On Apr 3, 2008, at 9:52 AM, John F. Sowa wrote:
Getting all the way to learning from reading is a big step.
So, any ideas about a panel?
An important intermediate step is to tag text, such as
web pages, with the kinds of semantic tags that have been
envisioned for the Semantic Web and other efforts.
We are actually doing automatic
production of text meaning representations
on the basis of an incomplete ontology/lexicon/
fact repository knowledge resources, on sentences
(from the web) that contain a minimum of unknown
lexical units (precision over recall), with the idea
of learning lexicon entries (at least syntax, semantics
and linking info) and ontology concepts standing
in one-to-one correspondence to them.
So, the overall idea is to test whether the handcrafted
lexicon/ontology complex plus the semantic analyzer
that we have (and CYC, to my knowledge, does not really)
can serve as a bootstrapping device for the spiral methodology
of learning (that is, next time around analysis of text
will use a broader-coverage lexicon/ontology/FR, leading
to - one hopes - better results and a better quality of
entities learned, etc. ad infinitum).
There are tons of issues involved, of course.
Human-generated tags tend to be (a) extremely expensive
to insert, (b) inconsistent from one tagger to another,
and (c) unlikely to be written by the original authors.
Right. That's why SW, if it happens, will happen for a reason
other than volunteer mark-up.
The kind of learning/acquisition needed for tag generation
is less than what's needed for full understanding. But if
one tool can do part of the work by inserting tags, other
tools and systems would have a leg up in doing more.

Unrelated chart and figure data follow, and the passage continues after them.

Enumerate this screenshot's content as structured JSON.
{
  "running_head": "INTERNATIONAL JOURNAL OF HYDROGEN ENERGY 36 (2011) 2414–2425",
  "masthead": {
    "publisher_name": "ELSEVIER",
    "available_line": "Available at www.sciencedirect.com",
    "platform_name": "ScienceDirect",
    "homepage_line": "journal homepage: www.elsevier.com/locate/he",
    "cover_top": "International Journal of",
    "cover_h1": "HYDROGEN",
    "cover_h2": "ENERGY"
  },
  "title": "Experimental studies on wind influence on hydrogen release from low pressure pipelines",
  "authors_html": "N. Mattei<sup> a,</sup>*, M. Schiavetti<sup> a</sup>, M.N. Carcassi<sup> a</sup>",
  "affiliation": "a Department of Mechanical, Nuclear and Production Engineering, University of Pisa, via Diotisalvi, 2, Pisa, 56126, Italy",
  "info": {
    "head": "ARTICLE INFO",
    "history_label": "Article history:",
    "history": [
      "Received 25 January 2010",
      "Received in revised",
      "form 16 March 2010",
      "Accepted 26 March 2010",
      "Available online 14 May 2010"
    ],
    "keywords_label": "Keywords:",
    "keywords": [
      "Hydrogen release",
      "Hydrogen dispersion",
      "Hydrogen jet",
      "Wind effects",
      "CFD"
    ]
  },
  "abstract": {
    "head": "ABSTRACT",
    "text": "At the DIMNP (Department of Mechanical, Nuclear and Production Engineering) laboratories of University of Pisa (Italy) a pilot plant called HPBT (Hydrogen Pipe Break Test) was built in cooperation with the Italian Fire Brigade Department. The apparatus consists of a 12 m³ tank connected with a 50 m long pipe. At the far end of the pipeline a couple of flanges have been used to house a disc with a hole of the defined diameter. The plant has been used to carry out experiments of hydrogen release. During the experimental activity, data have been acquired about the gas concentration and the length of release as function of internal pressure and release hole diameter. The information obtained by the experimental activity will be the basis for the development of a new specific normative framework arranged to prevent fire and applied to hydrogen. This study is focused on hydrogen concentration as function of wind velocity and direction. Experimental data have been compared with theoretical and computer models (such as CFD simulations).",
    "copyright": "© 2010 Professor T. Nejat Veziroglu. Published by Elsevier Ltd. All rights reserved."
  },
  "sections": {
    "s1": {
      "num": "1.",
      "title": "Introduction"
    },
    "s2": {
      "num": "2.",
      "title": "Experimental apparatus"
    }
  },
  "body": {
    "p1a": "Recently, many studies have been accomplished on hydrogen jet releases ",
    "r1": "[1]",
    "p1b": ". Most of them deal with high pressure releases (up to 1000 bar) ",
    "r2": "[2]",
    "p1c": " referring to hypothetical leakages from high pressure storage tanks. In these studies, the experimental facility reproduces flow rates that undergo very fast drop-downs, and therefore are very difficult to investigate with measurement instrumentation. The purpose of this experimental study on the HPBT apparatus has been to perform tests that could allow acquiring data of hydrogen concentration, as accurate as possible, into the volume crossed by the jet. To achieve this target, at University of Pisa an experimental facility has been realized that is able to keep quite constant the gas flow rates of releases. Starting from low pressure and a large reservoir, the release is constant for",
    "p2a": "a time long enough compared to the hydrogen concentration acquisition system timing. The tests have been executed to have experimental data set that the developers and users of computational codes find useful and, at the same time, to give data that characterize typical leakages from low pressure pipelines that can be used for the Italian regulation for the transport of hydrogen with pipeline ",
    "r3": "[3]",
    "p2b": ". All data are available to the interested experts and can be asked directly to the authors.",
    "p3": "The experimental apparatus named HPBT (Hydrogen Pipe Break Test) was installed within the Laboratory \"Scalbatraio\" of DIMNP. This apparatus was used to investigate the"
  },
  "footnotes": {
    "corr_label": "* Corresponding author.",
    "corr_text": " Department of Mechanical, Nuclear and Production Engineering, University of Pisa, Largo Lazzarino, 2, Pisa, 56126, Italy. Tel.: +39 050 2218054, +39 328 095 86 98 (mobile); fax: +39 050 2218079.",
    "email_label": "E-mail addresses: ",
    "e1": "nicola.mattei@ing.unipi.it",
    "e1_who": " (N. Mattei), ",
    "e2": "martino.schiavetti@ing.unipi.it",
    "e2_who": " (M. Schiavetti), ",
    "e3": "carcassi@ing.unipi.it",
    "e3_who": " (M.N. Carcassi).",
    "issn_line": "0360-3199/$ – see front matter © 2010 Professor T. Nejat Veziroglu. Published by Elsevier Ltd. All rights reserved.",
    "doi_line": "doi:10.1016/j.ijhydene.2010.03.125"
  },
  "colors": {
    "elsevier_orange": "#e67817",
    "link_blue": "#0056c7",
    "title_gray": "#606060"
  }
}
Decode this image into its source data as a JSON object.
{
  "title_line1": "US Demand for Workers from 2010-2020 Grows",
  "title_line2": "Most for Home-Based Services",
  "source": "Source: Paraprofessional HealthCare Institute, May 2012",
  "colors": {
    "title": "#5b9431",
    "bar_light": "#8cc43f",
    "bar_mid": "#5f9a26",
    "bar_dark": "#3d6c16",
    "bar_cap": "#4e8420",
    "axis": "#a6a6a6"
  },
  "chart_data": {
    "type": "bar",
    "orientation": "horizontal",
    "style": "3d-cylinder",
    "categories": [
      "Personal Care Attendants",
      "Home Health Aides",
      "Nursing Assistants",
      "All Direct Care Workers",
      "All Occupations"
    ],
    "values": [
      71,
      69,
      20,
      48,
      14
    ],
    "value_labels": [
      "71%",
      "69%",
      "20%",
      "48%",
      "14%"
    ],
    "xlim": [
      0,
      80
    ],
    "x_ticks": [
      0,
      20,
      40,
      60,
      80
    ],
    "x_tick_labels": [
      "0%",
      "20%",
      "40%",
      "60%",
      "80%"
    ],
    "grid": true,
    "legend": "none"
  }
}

First, our TMRs are much more involved than typical SW tags (though
they can be represented as such - we have some publications about
this). Second, the currently produced TMRs will certainly require further
processing to ensure learning. Extensions include reference (not just
CO-reference) resolution, indirect speech acts, unexpected ("ill-formed")
input, the ubiquitous non-literal language etc. We are working on
the first two and have worked a bit on the latter two. But SO much work
is still needed.
One more issue is feasibility. While we don't want human annotation/
analyses we think that there may be a good way of using people to
validate the results of learning, so as to improve its quality faster
(and therefore cheaper). We have implemented an environment
for this type of work. It's not optimal, certainly...